Apelando ao ridículo, aquele inimigo de Santorum finge ser de senso comum que aquele bebé era uma coisa, um objecto insignificante que não justificava um velório em família.
Num mundo em que Peter Singer é considerado um grande filósofo e referência ética, não surpreende que o funeral de um bebé já seja visto como um comportamento que dá má imagem aos políticos. Como se fosse comparável a bater na mulher, ter amantes, ou fugir aos impostos.
Não deve faltar muito para Santorum ser considerado louco, fanático e fundamentalista, por ainda não ter assassinado os filhos que lhe restam.
Escrevi abaixo um exercício teórico, com argumentação semelhante à do famoso e recente artigo sobre o direito a matar recém-nascidos. Escrevi-o porque nas reacções a essa polémica, vi que muitos ficavam mais incomodados com quem levantava a questão da moralidade de matar os autores do artigo, do que com a apologia do infanticídio feita por estes.
Se o direito a matar crianças pode ser discutido e argumentado em nome da liberdade de expressão (como alegam os autores do artigo e seus apoiantes), então o direito a matar defensores do infanticídio tem de ser considerado uma discussão ainda mais legítima.
Segue o argumento:
Pena de morte: deve o infanticida viver ?
Mostrando que tanto o cão raivoso como o infanticida não têm o estatuto moral de pessoas e que o isolamento de ambos, em jaulas, nem sempre é o mais útil para a sociedade, o autor argumenta que aquilo que designa por "abortar herodes" ( matar infanticidas) deve ser permitido em todos os casos em que a matança de cães raivosos é, incluindo os casos onde o infanticida ainda não matou, mas constitui perigo e ameaça para a vida de outros.
O estatuto moral do infanticida é equivalente ao de um cão raivoso, pois ambos revelam ausência de empatia. Em vez de pessoas, cão raivoso e infanticida são bestas perigosas. Como não são pessoas, nenhum deles tem direito a viver.
Tal como acontece com os cães raivosos, permitir aos infanticidas a vida em sociedade e liberdade implica risco de vida para outros.
A hipótese de um determinado cão raivoso ser curado não é razão para proibir, em absoluto, o abatimento de cães raivosos. E o facto de um cão raivoso não ter ainda atacado qualquer pessoa, também não é motivo para proibir que ele seja abatido por precaução.
Da mesma maneira, a hipótese de um infanticida mudar de ideias, arrepender-se ou o facto de ainda não ter atentado, na prática, contra a vida de qualquer criança, também não é motivo para proibir a execução de infanticidas.
Portanto, argumento que todas as circunstâncias que justificam a matança de um cão raivoso, justificam a matança de um infanticida.
Poderá ser argumentado que prender o infanticida, isolando-o da sociedade, proporcionaria segurança às crianças e seria uma solução moralmente mais acertada. No entanto, a simples existência do infanticida pode ser causa de ansiedade e preocupação para as crianças, pais e sociedade. Existindo um infanticida, há sempre a possibilidade dele influenciar outros a matarem crianças, mesmo estando preso. Ou, tal como acontece com os cães raivosos enjaulados, há sempre a possibilidade do infanticida se conseguir libertar da prisão.

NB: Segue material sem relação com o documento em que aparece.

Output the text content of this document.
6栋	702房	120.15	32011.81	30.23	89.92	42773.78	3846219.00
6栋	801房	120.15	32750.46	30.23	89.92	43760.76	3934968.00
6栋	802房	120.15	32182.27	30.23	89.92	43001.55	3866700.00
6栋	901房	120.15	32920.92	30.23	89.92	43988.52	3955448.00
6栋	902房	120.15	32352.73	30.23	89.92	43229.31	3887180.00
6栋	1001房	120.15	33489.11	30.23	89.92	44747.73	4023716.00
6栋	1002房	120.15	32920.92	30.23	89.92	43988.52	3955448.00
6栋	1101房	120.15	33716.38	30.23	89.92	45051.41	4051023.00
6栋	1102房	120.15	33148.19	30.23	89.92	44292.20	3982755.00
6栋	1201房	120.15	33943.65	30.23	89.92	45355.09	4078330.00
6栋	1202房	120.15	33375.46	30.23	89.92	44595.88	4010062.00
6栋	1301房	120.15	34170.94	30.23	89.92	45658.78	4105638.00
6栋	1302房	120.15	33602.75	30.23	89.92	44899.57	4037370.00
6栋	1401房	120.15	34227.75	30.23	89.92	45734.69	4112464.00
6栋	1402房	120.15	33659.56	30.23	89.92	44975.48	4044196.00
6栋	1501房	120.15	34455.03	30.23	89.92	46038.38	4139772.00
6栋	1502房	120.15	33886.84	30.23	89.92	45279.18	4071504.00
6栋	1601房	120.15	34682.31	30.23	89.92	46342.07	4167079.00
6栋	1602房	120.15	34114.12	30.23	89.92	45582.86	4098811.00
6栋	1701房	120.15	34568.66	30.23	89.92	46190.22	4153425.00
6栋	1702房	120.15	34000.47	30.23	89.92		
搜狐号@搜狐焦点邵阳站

Como tal, em vez de prender o infanticida, executá-lo é aquilo que melhor serve os interesses, a segurança e a qualidade de vida das crianças e da sociedade em geral.
Usando o mesmo critério da análise que muitos fizeram ao artigo sobre o infanticídio, para o elogiar, qualquer um pode ver que o meu texto também é composto de argumentos logicamente válidos, cujas conclusões seguem das premissas.
Se o leitor fica mais chocado com o raciocínio que apresentei sobre o direito à vida dos infanticidas, do que com o raciocínio dos infanticidas sobre o direito à vida das crianças; os meus parabéns! Significa que sofreu uma lobotomia politicamente correcta, já se livrou da empatia e do senso comum, e acharia pior matar alguém que deseja matar crianças, do que matar crianças.
Se o leitor fica mais preocupado com a possibilidade de alguém ler este texto e começar a matar defensores do infanticídio, do que preocupado com o facto do infanticídio já estar legalizado em alguns países; significa que o leitor teme mais um desconhecido sem qualquer influência política ou mediática; e que não defende realmente a pena de morte para infanticidas teóricos ( desde que possam ser presos e condenados a trabalhos forçados); do que teme "académicos", "especialistas" e "filosófos" influentes e poderosos, que dizem ser capazes de matar crianças e têm realmente a legalização do infanticídio como objectivo.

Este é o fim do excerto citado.